Lawsuits regarding teen treatment centers
Most lawsuits against teen treatment centers are claims of negligence, recklessness, false advertising and medical malpractice.
Los Niños Academy lawsuit
Los Niños Academy was a treatment center for boys in the Albuquerque, New Mexico area. Three boys between the ages of 8 and 15 years old filed a lawsuit, claiming that they suffered abuse including being forced to run laps as a form of punishment, being denied water while running, and sexual abuse.
Defendants in the lawsuit are Los Niños Academy and its operator, Youth Health Associates. The latter operates six other treatment facilities. The facility was later closed and children were removed to other placements.
Lord’s Ranch lawsuit
The Lord’s Ranch youth treatment center, which closed in 2016 after its owner was convicted of a bribery scheme, is being sued by eight former residents. These lawsuits claim that the owners and operators of the Arkansas facility routinely and systematically abused the children who lived there.
The ranch was in a remote environment and the children felt alone and far from home; the lawsuits claim that children were raped and sexually abused and that the staff were sadistic. There are also allegations that the operators threatened victims or others who spoke out about the abuses occurring within.
Attorneys representing the plaintiffs say there are also at least 30 additional victims who claim to have been abused at the facility.

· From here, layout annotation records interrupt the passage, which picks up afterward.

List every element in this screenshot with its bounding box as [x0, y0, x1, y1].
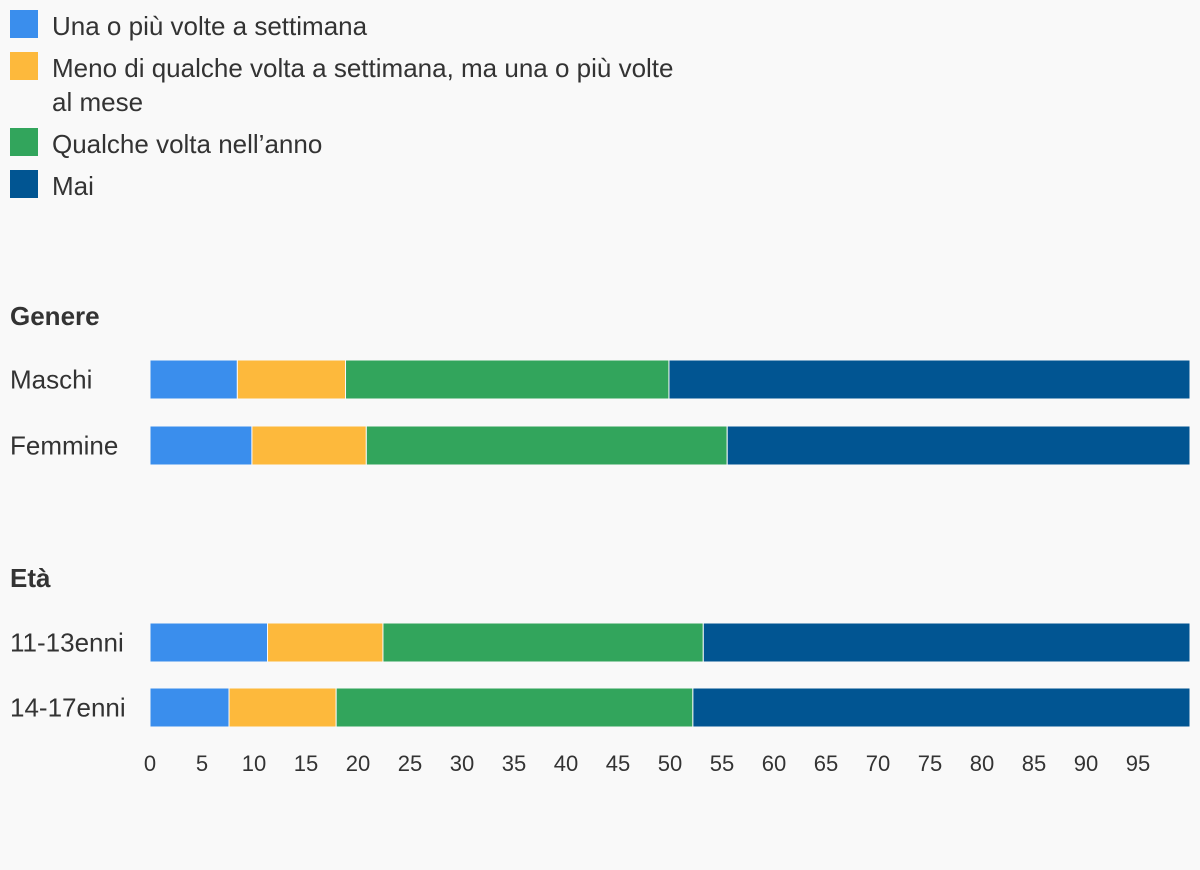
- bar-11-13enni-series-2: [382, 622, 704, 663]
- row-label-femmine: Femmine: [10, 431, 118, 461]
- x-tick-label: 45: [606, 751, 630, 776]
- bar-14-17enni-series-1: [228, 687, 337, 728]
- x-tick-label: 40: [554, 751, 578, 776]
- x-tick-label: 55: [710, 751, 734, 776]
- bar-11-13enni-series-3: [702, 622, 1191, 663]
- legend-swatch-weekly: [10, 10, 38, 38]
- x-tick-label: 95: [1126, 751, 1150, 776]
- bar-14-17enni-series-3: [692, 687, 1191, 728]
- x-tick-label: 50: [658, 751, 682, 776]
- legend-item-weekly: Una o più volte a settimana: [10, 10, 690, 43]
- x-tick-label: 80: [970, 751, 994, 776]
- x-tick-label: 15: [294, 751, 318, 776]
- x-tick-label: 70: [866, 751, 890, 776]
- group-title-et: Età: [10, 563, 51, 593]
- bar-maschi-series-0: [149, 359, 238, 400]
- legend-item-never: Mai: [10, 170, 690, 203]
- bar-maschi-series-2: [345, 359, 670, 400]
- legend-item-monthly: Meno di qualche volta a settimana, ma un…: [10, 52, 690, 119]
- bar-14-17enni-series-2: [335, 687, 694, 728]
- x-tick-label: 0: [144, 751, 156, 776]
- legend: Una o più volte a settimana Meno di qual…: [10, 10, 690, 212]
- legend-swatch-yearly: [10, 128, 38, 156]
- legend-label-yearly: Qualche volta nell’anno: [52, 129, 323, 159]
- bar-14-17enni-series-0: [149, 687, 230, 728]
- x-tick-label: 20: [346, 751, 370, 776]
- legend-label-monthly: Meno di qualche volta a settimana, ma un…: [52, 53, 674, 117]
- bar-femmine-series-0: [149, 425, 253, 466]
- row-label-14-17enni: 14-17enni: [10, 693, 126, 723]
- x-tick-label: 5: [196, 751, 208, 776]
- x-tick-label: 30: [450, 751, 474, 776]
- legend-label-never: Mai: [52, 171, 94, 201]
- bar-11-13enni-series-1: [267, 622, 384, 663]
- x-tick-label: 35: [502, 751, 526, 776]
- x-tick-label: 85: [1022, 751, 1046, 776]
- bar-femmine-series-1: [251, 425, 367, 466]
- bar-11-13enni-series-0: [149, 622, 269, 663]
- x-tick-label: 90: [1074, 751, 1098, 776]
- x-tick-label: 10: [242, 751, 266, 776]
- legend-swatch-never: [10, 170, 38, 198]
- x-tick-label: 75: [918, 751, 942, 776]
- legend-item-yearly: Qualche volta nell’anno: [10, 128, 690, 161]
- group-title-genere: Genere: [10, 301, 100, 331]
- x-tick-label: 60: [762, 751, 786, 776]
- legend-label-weekly: Una o più volte a settimana: [52, 11, 368, 41]
- row-label-11-13enni: 11-13enni: [10, 628, 124, 658]
- x-tick-label: 25: [398, 751, 422, 776]
- legend-swatch-monthly: [10, 52, 38, 80]
- bar-femmine-series-3: [726, 425, 1191, 466]
- bar-maschi-series-3: [668, 359, 1191, 400]
- row-label-maschi: Maschi: [10, 365, 92, 395]
- x-tick-label: 65: [814, 751, 838, 776]
- bar-femmine-series-2: [365, 425, 728, 466]
- bar-maschi-series-1: [236, 359, 347, 400]
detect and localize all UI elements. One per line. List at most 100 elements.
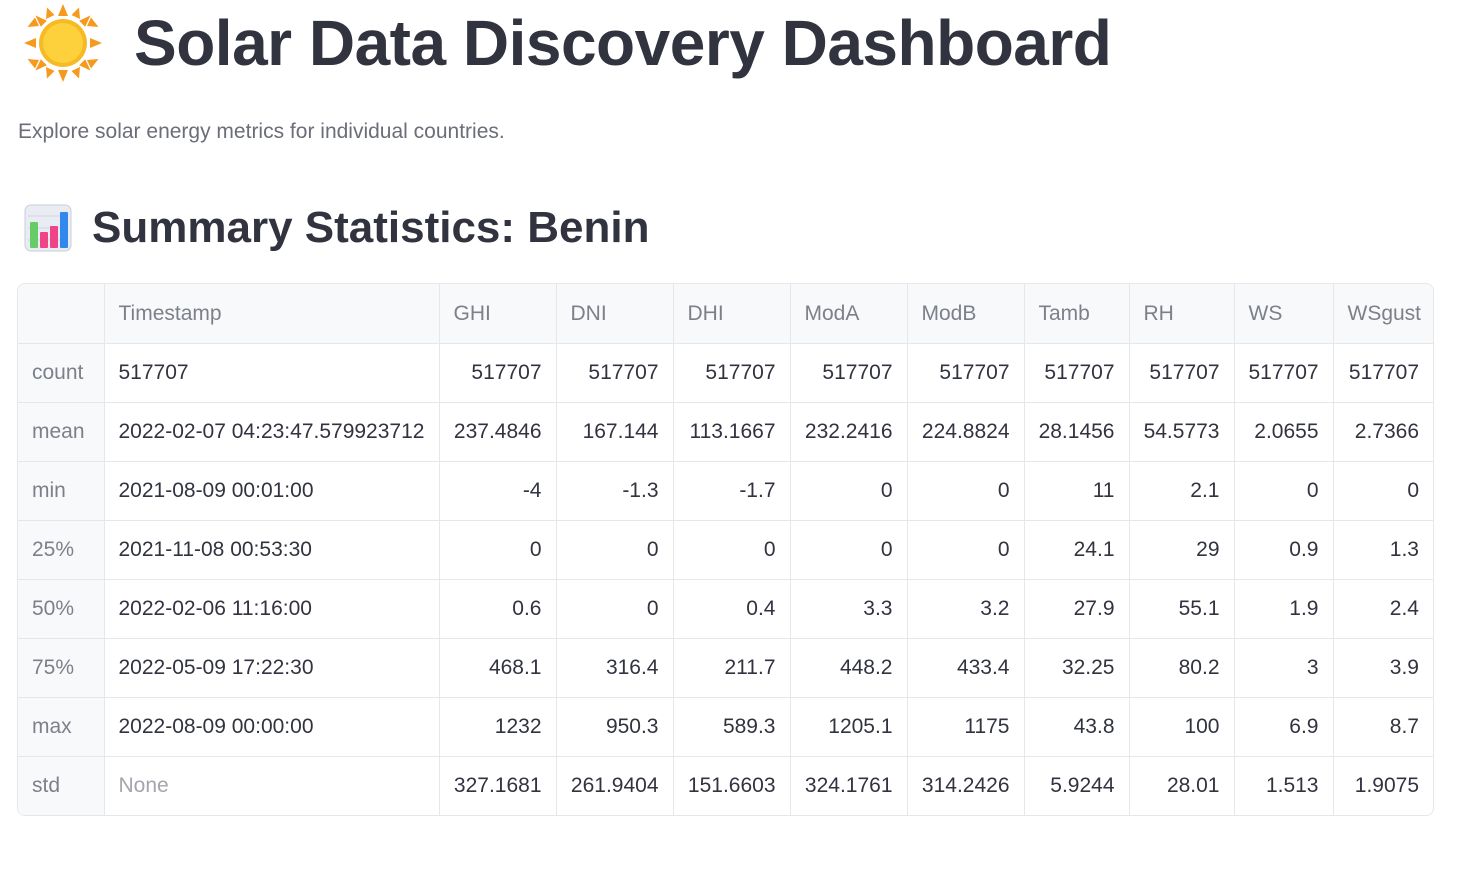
table-cell[interactable]: -1.3 bbox=[556, 461, 674, 521]
table-cell[interactable]: 224.8824 bbox=[907, 402, 1025, 462]
table-cell[interactable]: 24.1 bbox=[1024, 520, 1130, 580]
table-cell[interactable]: 1.9 bbox=[1234, 579, 1334, 639]
table-cell[interactable]: 3.2 bbox=[907, 579, 1025, 639]
table-cell[interactable]: 3.9 bbox=[1333, 638, 1433, 698]
table-cell[interactable]: 314.2426 bbox=[907, 756, 1025, 815]
table-cell[interactable]: 1.3 bbox=[1333, 520, 1433, 580]
table-cell[interactable]: 327.1681 bbox=[439, 756, 557, 815]
table-cell[interactable]: 517707 bbox=[907, 343, 1025, 403]
column-header-ws[interactable]: WS bbox=[1234, 284, 1334, 344]
table-cell[interactable]: 2021-08-09 00:01:00 bbox=[104, 461, 440, 521]
table-cell[interactable]: 5.9244 bbox=[1024, 756, 1130, 815]
row-index-cell[interactable]: 75% bbox=[18, 638, 105, 698]
table-cell[interactable]: None bbox=[104, 756, 440, 815]
table-cell[interactable]: 517707 bbox=[1234, 343, 1334, 403]
table-cell[interactable]: 0 bbox=[556, 520, 674, 580]
column-header-wsgust[interactable]: WSgust bbox=[1333, 284, 1433, 344]
table-cell[interactable]: 517707 bbox=[1333, 343, 1433, 403]
row-index-cell[interactable]: std bbox=[18, 756, 105, 815]
row-index-cell[interactable]: 50% bbox=[18, 579, 105, 639]
table-cell[interactable]: 261.9404 bbox=[556, 756, 674, 815]
table-cell[interactable]: 1175 bbox=[907, 697, 1025, 757]
table-cell[interactable]: 517707 bbox=[790, 343, 908, 403]
summary-table[interactable]: Timestamp GHI DNI DHI ModA ModB Tamb RH … bbox=[17, 283, 1434, 816]
table-cell[interactable]: 237.4846 bbox=[439, 402, 557, 462]
row-index-cell[interactable]: max bbox=[18, 697, 105, 757]
table-cell[interactable]: 517707 bbox=[673, 343, 791, 403]
table-cell[interactable]: 2.7366 bbox=[1333, 402, 1433, 462]
table-cell[interactable]: 0 bbox=[907, 520, 1025, 580]
table-cell[interactable]: 324.1761 bbox=[790, 756, 908, 815]
table-cell[interactable]: 517707 bbox=[1129, 343, 1235, 403]
table-cell[interactable]: 468.1 bbox=[439, 638, 557, 698]
table-cell[interactable]: 2022-05-09 17:22:30 bbox=[104, 638, 440, 698]
table-cell[interactable]: 55.1 bbox=[1129, 579, 1235, 639]
table-cell[interactable]: 517707 bbox=[104, 343, 440, 403]
table-cell[interactable]: 589.3 bbox=[673, 697, 791, 757]
column-header-dni[interactable]: DNI bbox=[556, 284, 674, 344]
table-cell[interactable]: 0.4 bbox=[673, 579, 791, 639]
column-header-index[interactable] bbox=[18, 284, 105, 344]
table-cell[interactable]: 0 bbox=[790, 461, 908, 521]
column-header-ghi[interactable]: GHI bbox=[439, 284, 557, 344]
column-header-rh[interactable]: RH bbox=[1129, 284, 1235, 344]
table-cell[interactable]: 32.25 bbox=[1024, 638, 1130, 698]
row-index-cell[interactable]: min bbox=[18, 461, 105, 521]
table-cell[interactable]: -1.7 bbox=[673, 461, 791, 521]
table-cell[interactable]: 1232 bbox=[439, 697, 557, 757]
table-cell[interactable]: 0 bbox=[790, 520, 908, 580]
table-cell[interactable]: 2.0655 bbox=[1234, 402, 1334, 462]
column-header-dhi[interactable]: DHI bbox=[673, 284, 791, 344]
table-cell[interactable]: 0 bbox=[439, 520, 557, 580]
row-index-cell[interactable]: 25% bbox=[18, 520, 105, 580]
table-cell[interactable]: 2.1 bbox=[1129, 461, 1235, 521]
table-cell[interactable]: 316.4 bbox=[556, 638, 674, 698]
table-cell[interactable]: 1.513 bbox=[1234, 756, 1334, 815]
table-cell[interactable]: 0 bbox=[1234, 461, 1334, 521]
table-cell[interactable]: 2022-02-07 04:23:47.579923712 bbox=[104, 402, 440, 462]
table-cell[interactable]: 100 bbox=[1129, 697, 1235, 757]
row-index-cell[interactable]: mean bbox=[18, 402, 105, 462]
column-header-modb[interactable]: ModB bbox=[907, 284, 1025, 344]
table-cell[interactable]: 517707 bbox=[556, 343, 674, 403]
table-cell[interactable]: 0.6 bbox=[439, 579, 557, 639]
table-cell[interactable]: -4 bbox=[439, 461, 557, 521]
table-cell[interactable]: 1205.1 bbox=[790, 697, 908, 757]
table-cell[interactable]: 211.7 bbox=[673, 638, 791, 698]
table-cell[interactable]: 8.7 bbox=[1333, 697, 1433, 757]
row-index-cell[interactable]: count bbox=[18, 343, 105, 403]
table-cell[interactable]: 2.4 bbox=[1333, 579, 1433, 639]
table-cell[interactable]: 517707 bbox=[1024, 343, 1130, 403]
table-cell[interactable]: 29 bbox=[1129, 520, 1235, 580]
table-cell[interactable]: 2021-11-08 00:53:30 bbox=[104, 520, 440, 580]
table-cell[interactable]: 27.9 bbox=[1024, 579, 1130, 639]
table-cell[interactable]: 151.6603 bbox=[673, 756, 791, 815]
column-header-timestamp[interactable]: Timestamp bbox=[104, 284, 440, 344]
table-cell[interactable]: 54.5773 bbox=[1129, 402, 1235, 462]
table-cell[interactable]: 0 bbox=[1333, 461, 1433, 521]
table-cell[interactable]: 80.2 bbox=[1129, 638, 1235, 698]
table-cell[interactable]: 232.2416 bbox=[790, 402, 908, 462]
table-cell[interactable]: 28.01 bbox=[1129, 756, 1235, 815]
table-cell[interactable]: 0 bbox=[673, 520, 791, 580]
table-cell[interactable]: 11 bbox=[1024, 461, 1130, 521]
table-cell[interactable]: 433.4 bbox=[907, 638, 1025, 698]
table-cell[interactable]: 28.1456 bbox=[1024, 402, 1130, 462]
column-header-tamb[interactable]: Tamb bbox=[1024, 284, 1130, 344]
table-cell[interactable]: 0 bbox=[556, 579, 674, 639]
table-cell[interactable]: 950.3 bbox=[556, 697, 674, 757]
table-cell[interactable]: 517707 bbox=[439, 343, 557, 403]
table-cell[interactable]: 448.2 bbox=[790, 638, 908, 698]
table-cell[interactable]: 3.3 bbox=[790, 579, 908, 639]
table-cell[interactable]: 3 bbox=[1234, 638, 1334, 698]
table-cell[interactable]: 43.8 bbox=[1024, 697, 1130, 757]
table-cell[interactable]: 167.144 bbox=[556, 402, 674, 462]
table-cell[interactable]: 2022-02-06 11:16:00 bbox=[104, 579, 440, 639]
column-header-moda[interactable]: ModA bbox=[790, 284, 908, 344]
table-cell[interactable]: 0.9 bbox=[1234, 520, 1334, 580]
table-cell[interactable]: 113.1667 bbox=[673, 402, 791, 462]
table-cell[interactable]: 6.9 bbox=[1234, 697, 1334, 757]
table-cell[interactable]: 0 bbox=[907, 461, 1025, 521]
table-cell[interactable]: 2022-08-09 00:00:00 bbox=[104, 697, 440, 757]
table-cell[interactable]: 1.9075 bbox=[1354, 774, 1419, 797]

Lifeline Youth & Family Services/Lasting Change lawsuit
A Tuskegee residential treatment center is named as a defendant in a lawsuit against parent company Sequel TSI. The plaintiff is the representative of a 15-year-old boy called “G.P.” The boy claims to have endured sexual, physical and verbal abuse from staff and teen residents at the facility. He reported a particular incident that happened early in his stay at the facility, and employees did not protect him from retaliation. He was subject to bullying and assaults daily and the employees were negligent in ensuring his safety. G.P. suffered black eyes, bloody noses, bites, and other injuries. He also attempted suicide during his time at the treatment center. The lawsuit alleges that the staff did not take him to the hospital until the following day.
Four other lawsuits have been filed with similar allegations of abuse.
Alabama Clinical Schools lawsuit
Attorneys for an 11-year-old boy filed a lawsuit against a residential behavioral facility in Birmingham. It claims that the child experienced continuous physical, verbal and emotional abuse and that the staff threatened to kill him if he reported it. The child also was bitten by scorpions in his bed. In 2022, he was assaulted by a staffer and suffered shoulder injuries and a broken collarbone. A few days later, he was assaulted in the head, face and neck by an employee of the center. A few months later, he endured another assault by an employee who kicked and stomped him in the stomach and face.
What to do if your child is a victim
A parent wouldn’t place a child in inpatient treatment unless it’s truly warranted. A child in crisis needs help, and it’s always the right decision to seek professional help. The best way to find treatment is to ask for a referral from a trusted physician, like your child’s pediatrician or psychiatrist.
However, if you believe that your child has suffered harm in a behavioral treatment facility, the first thing to do is to remove your child and ensure that they are relocated to a safe space. Next, you might wish to make a report to your state’s child protection agency. If you need to file a lawsuit, you should contact a personal injury lawyer for guidance.